Im Zusammenhang mit der Fahrzeugausstattung der F M GesmbH mit Lkw, Radladern, Baggern und Traktoren, ist daher davon auszugehen, dass die verbrannten Filter von einem oder mehreren dieser Kraftfahrzeuge stammten. Es wäre sehr unwahrscheinlich, dass Herr M sen. von wo anders derartige Filter hergebracht hätte, um sie dann auf dem eigenen Betriebsgrundstück zu verbrennen.

Bei dem Grundstück, auf dem das als Verbrennungsanlage verwendete und von der Behördenkommission rauchend und heiß vorgefundene Stahlspundfass abgestellt war, handelte es sich um einen Bestandteil der genehmigten Betriebsanlage der F M GesmbH, wie aus dem Lageplan der Betriebsanlagengenehmigung eindeutig festgestellt werden konnte, insbesondere auch durch die Lagebezeichnung durch den Berufungswerber.

Aufgrund dieser beiden Umstände ist die Abfallverbrennung mit an Sicherheit grenzender Wahrscheinlichkeit der F M GesmbH zuzurechnen, deren handelsrechtlicher Geschäftsführer der Berufungswerber ist.

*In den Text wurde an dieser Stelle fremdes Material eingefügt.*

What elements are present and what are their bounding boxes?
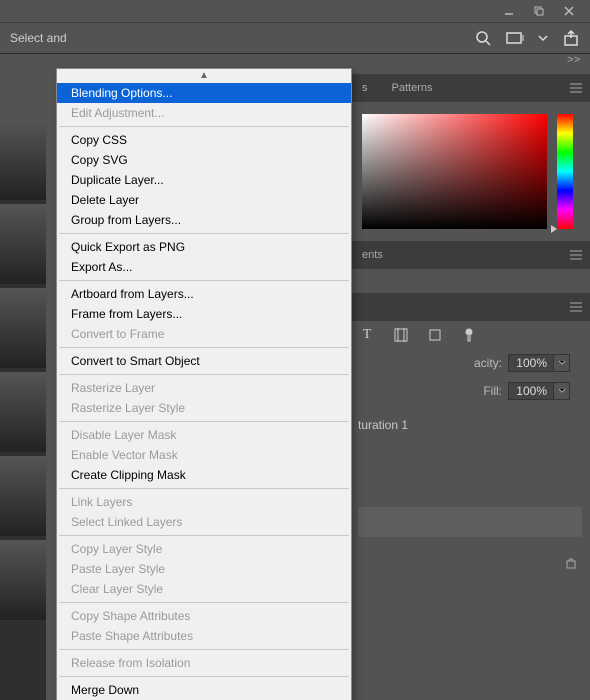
minimize-button[interactable]	[494, 0, 524, 22]
menu-item[interactable]: Merge Down	[57, 680, 351, 700]
menu-separator	[59, 374, 349, 375]
menu-item: Select Linked Layers	[57, 512, 351, 532]
adjustments-panel-tabs: ents	[350, 241, 590, 269]
hue-slider-handle[interactable]	[551, 225, 557, 233]
panel-menu-icon[interactable]	[562, 241, 590, 269]
tool-status-text: Select and	[10, 31, 474, 45]
menu-item[interactable]: Copy SVG	[57, 150, 351, 170]
menu-item: Release from Isolation	[57, 653, 351, 673]
share-icon[interactable]	[562, 29, 580, 47]
menu-item[interactable]: Frame from Layers...	[57, 304, 351, 324]
filmstrip	[0, 120, 46, 700]
menu-separator	[59, 676, 349, 677]
menu-item: Link Layers	[57, 492, 351, 512]
maximize-button[interactable]	[524, 0, 554, 22]
opacity-value[interactable]: 100%	[508, 354, 554, 372]
panel-stack: s Patterns ents T	[0, 66, 590, 577]
menu-item: Edit Adjustment...	[57, 103, 351, 123]
menu-separator	[59, 233, 349, 234]
menu-item: Enable Vector Mask	[57, 445, 351, 465]
chevron-down-icon[interactable]	[538, 29, 548, 47]
menu-item[interactable]: Artboard from Layers...	[57, 284, 351, 304]
tab-swatches[interactable]: s	[350, 74, 380, 102]
shape-layer-filter-icon[interactable]	[392, 326, 410, 344]
menu-item[interactable]: Export As...	[57, 257, 351, 277]
hue-slider[interactable]	[557, 114, 573, 229]
layer-row[interactable]: turation 1	[358, 411, 582, 439]
menu-item: Disable Layer Mask	[57, 425, 351, 445]
collapse-panels[interactable]: >>	[0, 54, 590, 66]
menu-item: Rasterize Layer Style	[57, 398, 351, 418]
lock-row	[350, 551, 590, 577]
menu-item[interactable]: Create Clipping Mask	[57, 465, 351, 485]
thumbnail[interactable]	[0, 204, 46, 284]
thumbnail[interactable]	[0, 456, 46, 536]
fill-value[interactable]: 100%	[508, 382, 554, 400]
menu-scroll-up-icon[interactable]: ▲	[57, 69, 351, 83]
menu-item: Convert to Frame	[57, 324, 351, 344]
color-field[interactable]	[362, 114, 547, 229]
menu-item: Paste Shape Attributes	[57, 626, 351, 646]
options-bar: Select and	[0, 22, 590, 54]
menu-separator	[59, 126, 349, 127]
menu-item[interactable]: Blending Options...	[57, 83, 351, 103]
layer-row-selected[interactable]	[358, 507, 582, 537]
menu-item[interactable]: Copy CSS	[57, 130, 351, 150]
thumbnail[interactable]	[0, 372, 46, 452]
menu-item: Copy Shape Attributes	[57, 606, 351, 626]
window-titlebar	[0, 0, 590, 22]
menu-item[interactable]: Convert to Smart Object	[57, 351, 351, 371]
menu-separator	[59, 347, 349, 348]
menu-separator	[59, 488, 349, 489]
menu-item[interactable]: Group from Layers...	[57, 210, 351, 230]
panel-menu-icon[interactable]	[562, 74, 590, 102]
menu-item: Rasterize Layer	[57, 378, 351, 398]
layer-list: turation 1	[350, 405, 590, 551]
menu-item: Paste Layer Style	[57, 559, 351, 579]
close-button[interactable]	[554, 0, 584, 22]
menu-separator	[59, 535, 349, 536]
color-panel-body	[350, 102, 590, 241]
tab-patterns[interactable]: Patterns	[380, 74, 445, 102]
layer-filter-row: T	[350, 321, 590, 349]
color-panel-tabs: s Patterns	[350, 74, 590, 102]
menu-item: Clear Layer Style	[57, 579, 351, 599]
adjustments-panel-body	[350, 269, 590, 293]
lock-icon[interactable]	[564, 555, 578, 574]
menu-separator	[59, 649, 349, 650]
panel-menu-icon[interactable]	[562, 293, 590, 321]
menu-separator	[59, 421, 349, 422]
menu-item: Copy Layer Style	[57, 539, 351, 559]
layers-panel-tabs	[350, 293, 590, 321]
layer-context-menu: ▲ Blending Options...Edit Adjustment... C…	[56, 68, 352, 700]
menu-separator	[59, 602, 349, 603]
search-icon[interactable]	[474, 29, 492, 47]
opacity-label: acity:	[442, 356, 502, 370]
tab-ents[interactable]: ents	[350, 241, 395, 269]
filter-toggle-icon[interactable]	[460, 326, 478, 344]
opacity-dropdown-icon[interactable]	[554, 354, 570, 372]
thumbnail[interactable]	[0, 120, 46, 200]
menu-item[interactable]: Quick Export as PNG	[57, 237, 351, 257]
menu-item[interactable]: Duplicate Layer...	[57, 170, 351, 190]
fill-dropdown-icon[interactable]	[554, 382, 570, 400]
opacity-row: acity: 100%	[350, 349, 590, 377]
type-layer-filter-icon[interactable]: T	[358, 326, 376, 344]
menu-separator	[59, 280, 349, 281]
smart-object-filter-icon[interactable]	[426, 326, 444, 344]
layer-name: turation 1	[358, 418, 408, 432]
fill-label: Fill:	[442, 384, 502, 398]
frame-tool-icon[interactable]	[506, 29, 524, 47]
thumbnail[interactable]	[0, 540, 46, 620]
menu-item[interactable]: Delete Layer	[57, 190, 351, 210]
fill-row: Fill: 100%	[350, 377, 590, 405]
thumbnail[interactable]	[0, 288, 46, 368]
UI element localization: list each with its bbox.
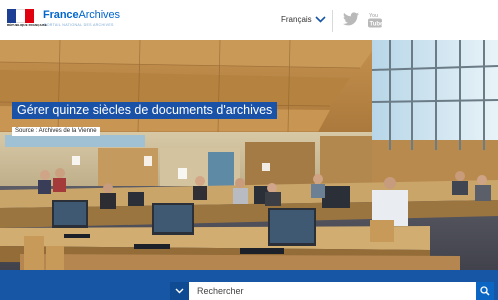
language-label: Français <box>281 15 312 24</box>
french-flag-icon <box>7 9 34 23</box>
brand-tagline: PORTAIL NATIONAL DES ARCHIVES <box>44 23 114 27</box>
search-form <box>170 282 494 300</box>
site-header: RÉPUBLIQUE FRANÇAISE FranceArchives PORT… <box>0 0 498 40</box>
hero-title[interactable]: Gérer quinze siècles de documents d'arch… <box>12 102 278 119</box>
hero-caption: Gérer quinze siècles de documents d'arch… <box>12 101 278 137</box>
search-input[interactable] <box>189 282 476 300</box>
search-options-toggle[interactable] <box>170 282 189 300</box>
search-bar <box>0 270 498 300</box>
search-icon <box>480 286 490 296</box>
republic-label: RÉPUBLIQUE FRANÇAISE <box>7 23 48 27</box>
youtube-icon[interactable]: You Tube <box>368 12 382 28</box>
svg-text:Tube: Tube <box>370 22 383 28</box>
twitter-icon[interactable] <box>343 12 359 26</box>
svg-text:You: You <box>369 13 378 19</box>
brand-name: FranceArchives <box>43 9 120 21</box>
site-logo[interactable]: RÉPUBLIQUE FRANÇAISE FranceArchives PORT… <box>7 8 125 32</box>
chevron-down-icon <box>315 16 326 23</box>
hero-banner[interactable]: Gérer quinze siècles de documents d'arch… <box>0 40 498 276</box>
search-button[interactable] <box>476 282 494 300</box>
marianne-logo: RÉPUBLIQUE FRANÇAISE <box>7 8 48 32</box>
chevron-down-icon <box>175 288 184 294</box>
language-selector[interactable]: Français <box>281 15 326 24</box>
page: RÉPUBLIQUE FRANÇAISE FranceArchives PORT… <box>0 0 498 300</box>
header-divider <box>332 10 333 32</box>
reading-room-photo <box>0 40 498 276</box>
hero-source: Source : Archives de la Vienne <box>12 127 100 136</box>
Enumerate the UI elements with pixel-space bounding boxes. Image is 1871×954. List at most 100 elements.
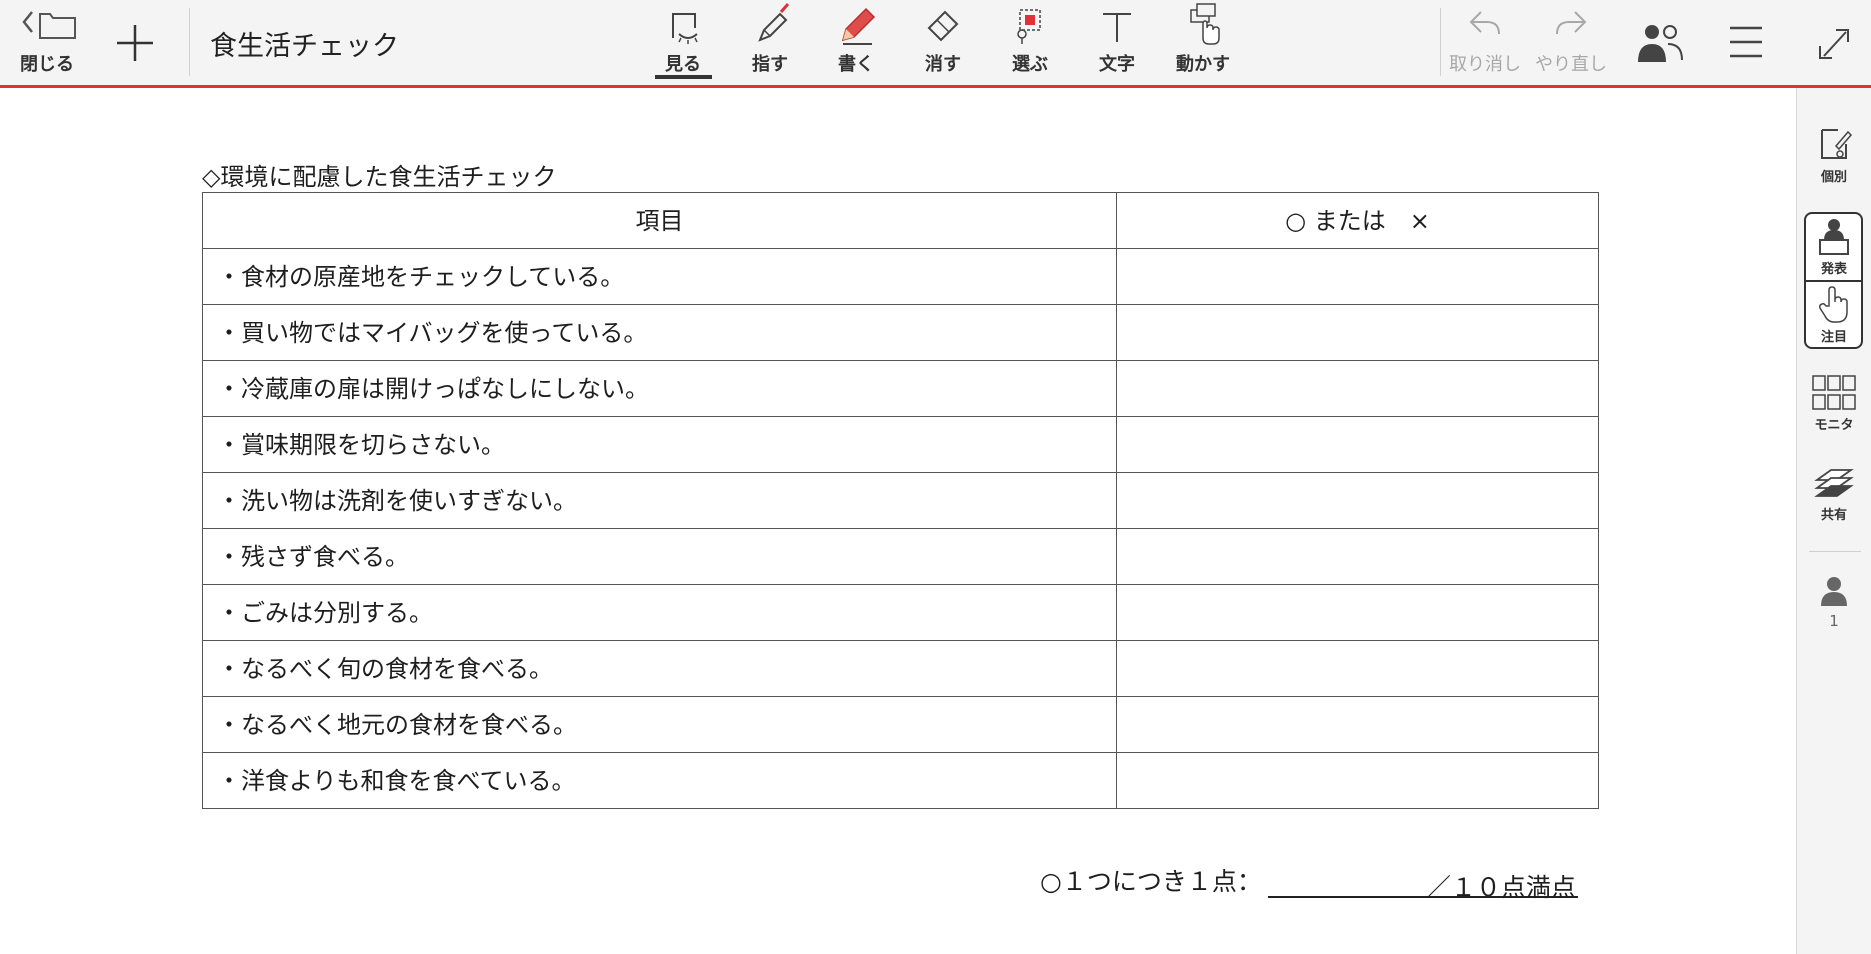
user-count: 1 xyxy=(1829,612,1839,630)
table-row: ・なるべく地元の食材を食べる。 xyxy=(202,696,1599,753)
expand-icon xyxy=(1819,29,1849,59)
table-row: ・洋食よりも和食を食べている。 xyxy=(202,752,1599,809)
score-line: ○１つにつき１点： ／１０点満点 xyxy=(1040,862,1578,902)
attention-button[interactable]: 注目 xyxy=(1805,284,1863,345)
row-mark-cell[interactable] xyxy=(1116,696,1599,753)
row-mark-cell[interactable] xyxy=(1116,528,1599,585)
monitor-grid-icon xyxy=(1812,375,1856,410)
tool-label: 選ぶ xyxy=(1012,54,1048,75)
row-mark-cell[interactable] xyxy=(1116,416,1599,473)
checklist-table: 項目 ○ または × ・食材の原産地をチェックしている。 ・買い物ではマイバッグ… xyxy=(202,192,1599,809)
document-title: 食生活チェック xyxy=(210,31,399,62)
user-count-button[interactable]: 1 xyxy=(1805,574,1863,630)
tool-erase-button[interactable]: 消す xyxy=(913,0,973,85)
row-mark-cell[interactable] xyxy=(1116,640,1599,697)
document-heading: ◇環境に配慮した食生活チェック xyxy=(202,163,557,191)
score-blank[interactable]: ／１０点満点 xyxy=(1267,868,1578,902)
table-row: ・ごみは分別する。 xyxy=(202,584,1599,641)
undo-button[interactable]: 取り消し xyxy=(1445,0,1525,85)
table-header-row: 項目 ○ または × xyxy=(202,192,1599,249)
text-icon xyxy=(1103,13,1131,42)
view-icon xyxy=(672,13,698,44)
attention-label: 注目 xyxy=(1820,330,1847,345)
redo-icon xyxy=(1556,11,1587,35)
row-mark-cell[interactable] xyxy=(1116,472,1599,529)
column-header-mark: ○ または × xyxy=(1116,192,1599,249)
eraser-icon xyxy=(927,10,959,42)
table-row: ・買い物ではマイバッグを使っている。 xyxy=(202,304,1599,361)
tool-label: 動かす xyxy=(1176,54,1230,75)
present-label: 発表 xyxy=(1820,262,1847,277)
user-icon xyxy=(1821,577,1847,606)
column-header-item: 項目 xyxy=(202,192,1117,249)
row-item-text: ・洗い物は洗剤を使いすぎない。 xyxy=(202,472,1117,529)
toolbar-separator xyxy=(189,8,190,76)
row-item-text: ・なるべく地元の食材を食べる。 xyxy=(202,696,1117,753)
group-divider xyxy=(1806,280,1861,282)
monitor-button[interactable]: モニタ xyxy=(1805,374,1863,433)
tool-view-button[interactable]: 見る xyxy=(653,0,713,85)
score-prefix: ○１つにつき１点： xyxy=(1040,867,1262,896)
table-row: ・冷蔵庫の扉は開けっぱなしにしない。 xyxy=(202,360,1599,417)
row-item-text: ・冷蔵庫の扉は開けっぱなしにしない。 xyxy=(202,360,1117,417)
panel-divider xyxy=(1809,551,1861,552)
undo-label: 取り消し xyxy=(1449,54,1521,75)
share-label: 共有 xyxy=(1820,508,1847,523)
folder-back-icon xyxy=(22,11,76,39)
select-icon xyxy=(1017,9,1041,44)
table-row: ・なるべく旬の食材を食べる。 xyxy=(202,640,1599,697)
row-item-text: ・食材の原産地をチェックしている。 xyxy=(202,248,1117,305)
presenter-icon xyxy=(1819,219,1849,255)
row-mark-cell[interactable] xyxy=(1116,584,1599,641)
tool-text-button[interactable]: 文字 xyxy=(1087,0,1147,85)
menu-button[interactable] xyxy=(1726,0,1766,85)
hand-pointer-icon xyxy=(1819,286,1848,323)
toolbar-separator xyxy=(1440,8,1441,76)
tool-label: 指す xyxy=(752,54,788,75)
individual-button[interactable]: 個別 xyxy=(1805,124,1863,185)
score-suffix: ／１０点満点 xyxy=(1425,873,1576,902)
redo-label: やり直し xyxy=(1535,54,1607,75)
tool-label: 文字 xyxy=(1099,54,1135,75)
individual-edit-icon xyxy=(1821,129,1853,159)
table-row: ・食材の原産地をチェックしている。 xyxy=(202,248,1599,305)
tool-label: 書く xyxy=(838,54,874,75)
top-toolbar: 閉じる 食生活チェック 見る 指す 書く 消す 選ぶ 文字 動かす 取り消し や… xyxy=(0,0,1871,88)
tool-write-button[interactable]: 書く xyxy=(826,0,886,85)
participants-icon xyxy=(1638,25,1683,62)
row-mark-cell[interactable] xyxy=(1116,752,1599,809)
row-mark-cell[interactable] xyxy=(1116,248,1599,305)
row-mark-cell[interactable] xyxy=(1116,360,1599,417)
undo-icon xyxy=(1469,11,1500,35)
add-button[interactable] xyxy=(110,0,160,85)
share-button[interactable]: 共有 xyxy=(1805,466,1863,523)
monitor-label: モニタ xyxy=(1814,418,1854,433)
fullscreen-button[interactable] xyxy=(1812,0,1856,85)
tool-move-button[interactable]: 動かす xyxy=(1168,0,1238,85)
pointer-pen-icon xyxy=(758,3,790,42)
row-item-text: ・賞味期限を切らさない。 xyxy=(202,416,1117,473)
row-item-text: ・買い物ではマイバッグを使っている。 xyxy=(202,304,1117,361)
table-row: ・賞味期限を切らさない。 xyxy=(202,416,1599,473)
present-button[interactable]: 発表 xyxy=(1805,216,1863,277)
tool-label: 消す xyxy=(925,54,961,75)
row-mark-cell[interactable] xyxy=(1116,304,1599,361)
close-button[interactable]: 閉じる xyxy=(12,0,82,85)
redo-button[interactable]: やり直し xyxy=(1531,0,1611,85)
tool-select-button[interactable]: 選ぶ xyxy=(1000,0,1060,85)
participants-button[interactable] xyxy=(1632,0,1686,85)
plus-icon xyxy=(117,25,153,61)
tool-label: 見る xyxy=(665,54,701,75)
hamburger-menu-icon xyxy=(1730,26,1762,58)
close-label: 閉じる xyxy=(20,54,74,75)
pencil-icon xyxy=(841,7,876,45)
row-item-text: ・なるべく旬の食材を食べる。 xyxy=(202,640,1117,697)
table-row: ・残さず食べる。 xyxy=(202,528,1599,585)
layers-share-icon xyxy=(1814,469,1854,497)
right-panel: 個別 発表 注目 モニタ 共有 1 xyxy=(1796,88,1871,954)
move-hand-icon xyxy=(1190,3,1220,45)
tool-point-button[interactable]: 指す xyxy=(740,0,800,85)
row-item-text: ・残さず食べる。 xyxy=(202,528,1117,585)
active-tool-indicator xyxy=(655,75,712,79)
row-item-text: ・洋食よりも和食を食べている。 xyxy=(202,752,1117,809)
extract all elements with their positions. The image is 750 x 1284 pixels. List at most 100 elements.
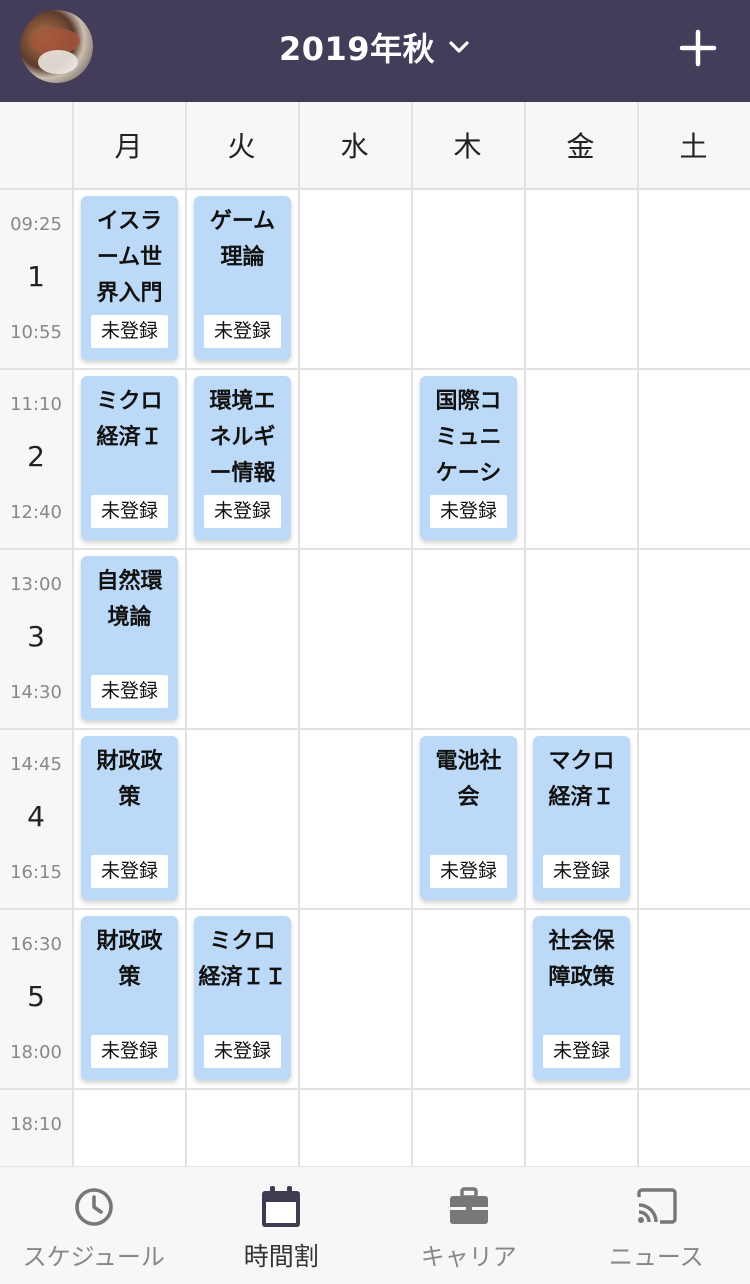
- day-header: 火: [227, 130, 256, 163]
- course-name: ミクロ 経済Ｉ: [96, 389, 163, 450]
- nav-label: スケジュール: [22, 1243, 165, 1271]
- registration-status-badge: 未登録: [430, 495, 507, 528]
- timetable-grid: 月火水木金土 09:25 1 10:55 11:10 2 12:40 13:00 3 14:30 1…: [0, 102, 750, 1268]
- nav-label: ニュース: [608, 1243, 704, 1271]
- day-header: 木: [453, 130, 482, 163]
- timetable-cell[interactable]: [639, 910, 750, 1088]
- course-name: 自然環 境論: [96, 569, 163, 630]
- chevron-down-icon: [449, 41, 469, 53]
- course-card[interactable]: 電池社 会未登録: [420, 736, 517, 900]
- registration-status-badge: 未登録: [204, 315, 281, 348]
- course-card[interactable]: ミクロ 経済ＩＩ 未登録: [194, 916, 291, 1080]
- registration-status-badge: 未登録: [204, 495, 281, 528]
- course-name: 財政政 策: [96, 749, 163, 810]
- course-name: ゲーム 理論: [209, 209, 276, 270]
- timetable-cell[interactable]: [526, 190, 637, 368]
- timetable-cell[interactable]: [639, 730, 750, 908]
- period-label: 13:00 3 14:30: [0, 548, 72, 728]
- period-number: 2: [27, 440, 45, 473]
- course-card[interactable]: イスラ ーム世 界入門未登録: [81, 196, 178, 360]
- cast-icon: [634, 1185, 678, 1229]
- course-card[interactable]: 国際コ ミュニ ケーシ未登録: [420, 376, 517, 540]
- course-name: イスラ ーム世 界入門: [96, 209, 163, 306]
- registration-status-badge: 未登録: [91, 675, 168, 708]
- course-name: 社会保 障政策: [548, 929, 615, 990]
- timetable-cell[interactable]: [413, 910, 524, 1088]
- nav-label: 時間割: [243, 1242, 319, 1271]
- period-number: 4: [27, 800, 45, 833]
- term-title: 2019年秋: [278, 30, 436, 68]
- timetable-cell[interactable]: [413, 550, 524, 728]
- course-name: 財政政 策: [96, 929, 163, 990]
- course-card[interactable]: 環境エ ネルギ ー情報未登録: [194, 376, 291, 540]
- timetable-cell[interactable]: [639, 190, 750, 368]
- timetable-cell[interactable]: [300, 370, 411, 548]
- day-header: 水: [340, 130, 369, 163]
- registration-status-badge: 未登録: [543, 1035, 620, 1068]
- timetable-cell[interactable]: [526, 550, 637, 728]
- registration-status-badge: 未登録: [204, 1035, 281, 1068]
- course-card[interactable]: 財政政 策未登録: [81, 916, 178, 1080]
- course-name: 国際コ ミュニ ケーシ: [435, 389, 502, 486]
- timetable-cell[interactable]: [300, 550, 411, 728]
- timetable-cell[interactable]: [300, 190, 411, 368]
- calendar-icon: [259, 1185, 303, 1229]
- term-selector[interactable]: 2019年秋: [0, 22, 750, 72]
- period-end-time: 12:40: [10, 502, 62, 523]
- timetable-cell[interactable]: [300, 730, 411, 908]
- course-card[interactable]: 自然環 境論 未登録: [81, 556, 178, 720]
- briefcase-icon: [447, 1185, 491, 1229]
- bottom-navigation: スケジュール 時間割 キャリア ニュース: [0, 1166, 750, 1284]
- course-card[interactable]: 社会保 障政策未登録: [533, 916, 630, 1080]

Als solcher ist er gemäß § 9 Abs.1 VStG (idF vor der Novelle BGBl I 158/1998) für die Einhaltung der Verwaltungsvorschriften verantwortlich. Ein Hinweis darauf, dass ein oder mehrere verantwortliche Beauftragte bestellt gewesen wären, findet sich im Verwaltungsstrafverfahren nicht. Von der allgemeinen Verantwortungsregel des § 9 Abs.1 VStG abweichende Verantwortungsbestimmungen gibt es für den gegenständlichen Fall im AWG nicht.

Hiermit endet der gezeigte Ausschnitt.